# Do planted Nano tanks need heaters?



## GreenGreenGrass (Oct 8, 2009)

I'm just getting back into the hobby of doing a planted aquarium, this time I've decided to try a 14 Gal BioCube. I just started it up today.

The question I have is whether or not I need to use a heater for ideal plant growth. My plant of focus is going to be HC. If my apartment is warm enough year round is a heater really necessary? And if so what type would you recommend?










Thanks
GGG


----------



## Dollface (Sep 30, 2008)

I would say in a 14 gallon, you probably need a heater. Unless you keep your apartment very, very warm.


----------



## ldk59 (Jan 30, 2009)

As a general rule, I find my aquariums stay ~2 degrees above ambient room temperature... So, if your room temp is fairly consistent you should be good to go.

HTH

Larry


----------



## yikesjason (Jul 2, 2008)

I say yes. The smaller the aquarium, the more susceptible it is to temperature swings.
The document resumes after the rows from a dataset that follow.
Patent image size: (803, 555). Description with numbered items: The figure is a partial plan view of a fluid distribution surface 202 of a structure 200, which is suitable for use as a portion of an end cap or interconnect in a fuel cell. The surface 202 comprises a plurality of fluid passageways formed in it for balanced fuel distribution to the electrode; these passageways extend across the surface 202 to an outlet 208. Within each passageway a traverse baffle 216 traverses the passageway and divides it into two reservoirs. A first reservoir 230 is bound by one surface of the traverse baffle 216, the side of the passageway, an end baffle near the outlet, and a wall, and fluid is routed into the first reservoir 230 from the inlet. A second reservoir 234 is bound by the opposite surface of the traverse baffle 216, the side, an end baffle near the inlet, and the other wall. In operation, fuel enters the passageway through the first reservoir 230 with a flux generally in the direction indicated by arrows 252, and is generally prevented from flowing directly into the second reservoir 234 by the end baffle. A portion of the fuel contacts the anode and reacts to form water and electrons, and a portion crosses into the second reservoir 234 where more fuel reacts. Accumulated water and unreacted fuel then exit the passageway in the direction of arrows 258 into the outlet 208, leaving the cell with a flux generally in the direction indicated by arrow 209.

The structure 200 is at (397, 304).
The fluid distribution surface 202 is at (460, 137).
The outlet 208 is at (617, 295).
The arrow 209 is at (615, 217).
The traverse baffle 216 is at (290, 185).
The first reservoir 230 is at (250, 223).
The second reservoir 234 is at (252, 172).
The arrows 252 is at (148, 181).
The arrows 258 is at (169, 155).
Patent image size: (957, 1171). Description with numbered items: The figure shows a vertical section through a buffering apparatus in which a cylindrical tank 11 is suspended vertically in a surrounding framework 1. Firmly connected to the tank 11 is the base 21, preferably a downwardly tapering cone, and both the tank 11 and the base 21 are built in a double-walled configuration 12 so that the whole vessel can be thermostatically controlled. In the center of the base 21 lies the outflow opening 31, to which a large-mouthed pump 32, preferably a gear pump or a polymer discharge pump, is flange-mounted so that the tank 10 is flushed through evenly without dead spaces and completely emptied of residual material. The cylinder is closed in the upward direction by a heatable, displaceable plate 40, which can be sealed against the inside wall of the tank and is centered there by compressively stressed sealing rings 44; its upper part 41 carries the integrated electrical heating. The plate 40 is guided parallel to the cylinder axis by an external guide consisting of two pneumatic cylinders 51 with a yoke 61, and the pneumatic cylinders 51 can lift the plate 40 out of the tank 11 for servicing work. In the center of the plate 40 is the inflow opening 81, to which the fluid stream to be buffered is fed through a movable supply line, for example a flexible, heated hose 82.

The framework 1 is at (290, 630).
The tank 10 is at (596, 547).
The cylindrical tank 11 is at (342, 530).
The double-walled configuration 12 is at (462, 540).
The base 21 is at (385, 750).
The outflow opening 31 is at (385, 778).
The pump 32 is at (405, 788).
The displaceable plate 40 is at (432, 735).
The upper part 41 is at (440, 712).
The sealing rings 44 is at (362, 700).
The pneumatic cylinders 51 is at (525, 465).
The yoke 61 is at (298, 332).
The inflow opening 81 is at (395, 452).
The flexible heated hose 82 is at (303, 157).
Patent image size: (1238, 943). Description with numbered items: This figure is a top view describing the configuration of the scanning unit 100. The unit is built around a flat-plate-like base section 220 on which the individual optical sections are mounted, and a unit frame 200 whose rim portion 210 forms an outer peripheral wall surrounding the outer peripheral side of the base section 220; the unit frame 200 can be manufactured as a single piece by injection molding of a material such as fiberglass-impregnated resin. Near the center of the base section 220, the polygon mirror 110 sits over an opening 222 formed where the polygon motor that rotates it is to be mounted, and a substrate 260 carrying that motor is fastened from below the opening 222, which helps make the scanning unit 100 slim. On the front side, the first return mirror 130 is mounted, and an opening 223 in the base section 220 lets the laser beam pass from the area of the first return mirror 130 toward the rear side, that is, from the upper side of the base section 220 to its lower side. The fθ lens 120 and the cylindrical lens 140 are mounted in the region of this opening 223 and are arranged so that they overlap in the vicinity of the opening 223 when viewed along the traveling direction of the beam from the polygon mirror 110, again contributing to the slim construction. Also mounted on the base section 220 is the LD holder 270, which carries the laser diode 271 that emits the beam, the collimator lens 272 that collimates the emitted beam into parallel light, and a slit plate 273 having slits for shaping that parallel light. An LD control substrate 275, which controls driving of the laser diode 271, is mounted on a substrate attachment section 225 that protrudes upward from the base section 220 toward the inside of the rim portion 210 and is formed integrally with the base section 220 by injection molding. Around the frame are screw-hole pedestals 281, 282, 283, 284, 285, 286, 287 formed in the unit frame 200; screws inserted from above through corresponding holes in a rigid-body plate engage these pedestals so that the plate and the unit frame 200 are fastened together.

A heater would take care of low temp swings.


----------



## ddtran46 (Jul 8, 2008)

If your apartment is warm enough year round then I don't see a point on having a heater on.


----------



## tkfishgeek (Oct 8, 2007)

I have always seen Bio Cube get warm & just about stay warm under most avg. room temps. I would put a heater on ther so when the lights go off & the tank starts to cool in the cooler at night or durining the winter you tank will not have temp swings. I would keep the heater at a low setting would be best. Always keep a eye on it the first few weeks to see how its doing.


----------